Federal spending cuts would boost Maryland jobless rate

A new study shows Maryland’s unemployment rate would nearly double — erasing more than a decade’s worth of job expansion — if federal spending is cut by 22 percent as recommended by President Obama’s deficit commission.

 

Maryland would suffer a loss of 150,000 out of roughly 3 million jobs under the commission’s recommendations to cut procurements, grants, salaries and wages, according to an economic model built by the Baltimore consulting firm Sage Policy Group. The state’s unemployment rate would rise to nearly 12 percent from 7 percent.

The cuts would disproportionately hurt the Washington suburbs of Montgomery, Howard and Anne Arundel counties, where federal per-capita spending is the highest, the study found.

Feeling the pinch
Economic impact of 22 percent decrease in federal government spending in procurement, grants, and salaries and wages:
Jobs: -148,489
Labor income: -$10.6 million
Business sales: -$20.8 million
Federal government employment as a percent of total employment, 2010
Rank State Percent
1 District of Columbia 29.4%
2 Hawaii 5.9%
3 Maryland 5.6%
4 Alaska 5.4%
5 Virginia 4.8%

“Were these counties to encounter substantial federal downsizing, the trajectory of economic affairs would be fundamentally altered,” the report says. Top federal contractors in the counties include Lockheed Martin, Northrop Grumman and IBM.

The reductions also would hit Maryland’s highest-paid workers the hardest, reducing the state’s average annual income by roughly $6,300, from $49,025 to $42,725.

The loss in tax revenue to the state would amount to $1.2 billion, or about one month’s worth of funding, according to figures provided by state Comptroller Peter Franchot.

Gov. Martin O’Malley’s office is reviewing the report and was not prepared to comment on it Monday, O’Malley spokeswoman Raquel Guillory said.

A spokesman for Franchot, who noted that he hasn’t read the report, said, “While we are happy to have a federal presence in the state, we also have to be sure to foster a climate that promotes private-sector job creation and growth.”

Maryland’s heavy reliance on the federal government makes the state especially vulnerable to reductions in federal spending. For that reason, Moody’s Investor Services says it plans to re-examine the triple-A bond rating it assigned Maryland as Congress continues wrestling over the national debt. Maryland’s economy “continues to be proportionately more affected by the activities of the federal government than any other state,” the agency reported.

Maryland ranks second in the nation for per-capita federal spending on procurement, and fourth for per-capita federal spending on salaries and wages, according to the Labor Department.

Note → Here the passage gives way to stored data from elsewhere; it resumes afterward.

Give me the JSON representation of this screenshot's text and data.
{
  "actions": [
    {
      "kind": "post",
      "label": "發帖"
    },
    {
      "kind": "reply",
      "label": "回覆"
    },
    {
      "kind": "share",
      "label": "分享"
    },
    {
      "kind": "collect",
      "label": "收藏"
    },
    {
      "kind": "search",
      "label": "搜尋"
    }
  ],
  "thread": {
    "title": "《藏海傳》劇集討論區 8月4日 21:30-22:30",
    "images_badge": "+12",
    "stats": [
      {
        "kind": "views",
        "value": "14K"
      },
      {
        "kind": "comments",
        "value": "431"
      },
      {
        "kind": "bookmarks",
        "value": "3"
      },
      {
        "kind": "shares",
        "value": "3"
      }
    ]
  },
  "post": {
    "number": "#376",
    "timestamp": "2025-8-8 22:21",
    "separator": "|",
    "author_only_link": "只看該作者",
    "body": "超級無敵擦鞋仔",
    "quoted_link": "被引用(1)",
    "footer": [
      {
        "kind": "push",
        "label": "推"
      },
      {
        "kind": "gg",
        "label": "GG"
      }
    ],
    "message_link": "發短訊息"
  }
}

“The loss of the federal government as a primary generator of economic activity would cause various aspects of the state’s quality of life to fall apart,” the Sage report says.

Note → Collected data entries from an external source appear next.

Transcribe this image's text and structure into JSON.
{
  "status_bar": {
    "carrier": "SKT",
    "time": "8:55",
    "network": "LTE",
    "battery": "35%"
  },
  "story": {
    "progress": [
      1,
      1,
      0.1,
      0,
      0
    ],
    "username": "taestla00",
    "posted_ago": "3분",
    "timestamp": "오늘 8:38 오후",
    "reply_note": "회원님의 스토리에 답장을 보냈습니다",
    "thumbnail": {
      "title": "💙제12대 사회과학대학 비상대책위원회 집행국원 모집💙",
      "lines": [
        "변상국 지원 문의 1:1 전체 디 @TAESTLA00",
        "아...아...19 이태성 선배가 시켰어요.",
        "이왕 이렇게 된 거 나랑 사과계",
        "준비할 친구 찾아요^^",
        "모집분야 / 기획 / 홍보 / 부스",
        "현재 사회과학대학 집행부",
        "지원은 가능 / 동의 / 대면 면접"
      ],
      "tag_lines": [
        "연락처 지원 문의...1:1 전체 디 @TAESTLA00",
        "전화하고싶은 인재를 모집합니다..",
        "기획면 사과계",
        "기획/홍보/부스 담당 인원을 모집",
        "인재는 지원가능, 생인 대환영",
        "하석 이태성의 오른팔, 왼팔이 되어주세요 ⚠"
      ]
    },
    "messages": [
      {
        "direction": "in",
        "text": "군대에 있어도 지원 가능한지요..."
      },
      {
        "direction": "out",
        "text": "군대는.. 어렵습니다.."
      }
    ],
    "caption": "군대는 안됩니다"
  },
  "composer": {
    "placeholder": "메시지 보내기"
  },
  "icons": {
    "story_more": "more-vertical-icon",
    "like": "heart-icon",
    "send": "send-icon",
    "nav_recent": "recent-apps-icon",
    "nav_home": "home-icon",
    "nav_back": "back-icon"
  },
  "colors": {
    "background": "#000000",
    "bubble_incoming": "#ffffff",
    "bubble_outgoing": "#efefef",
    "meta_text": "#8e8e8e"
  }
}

Federal spending also comprises a large percentage of the economies in Virginia and the District of Columbia, but the report does not provide a breakdown of how spending cuts would affect those states.

Sage based its study on recommendations made by the National Commission on Fiscal Responsibility and Reform, which proposed nearly $4 trillion in deficit cuts over the next decade and a reduction in the national debt to 60 percent of the gross domestic product by 2023. Federal debt is currently more than 95 percent of GDP.

The Sage computer model did not adjust its projections for fewer or additional cuts in federal spending, which are still being debated as Congress and Obama work to raise the federal debt ceiling by Aug. 2.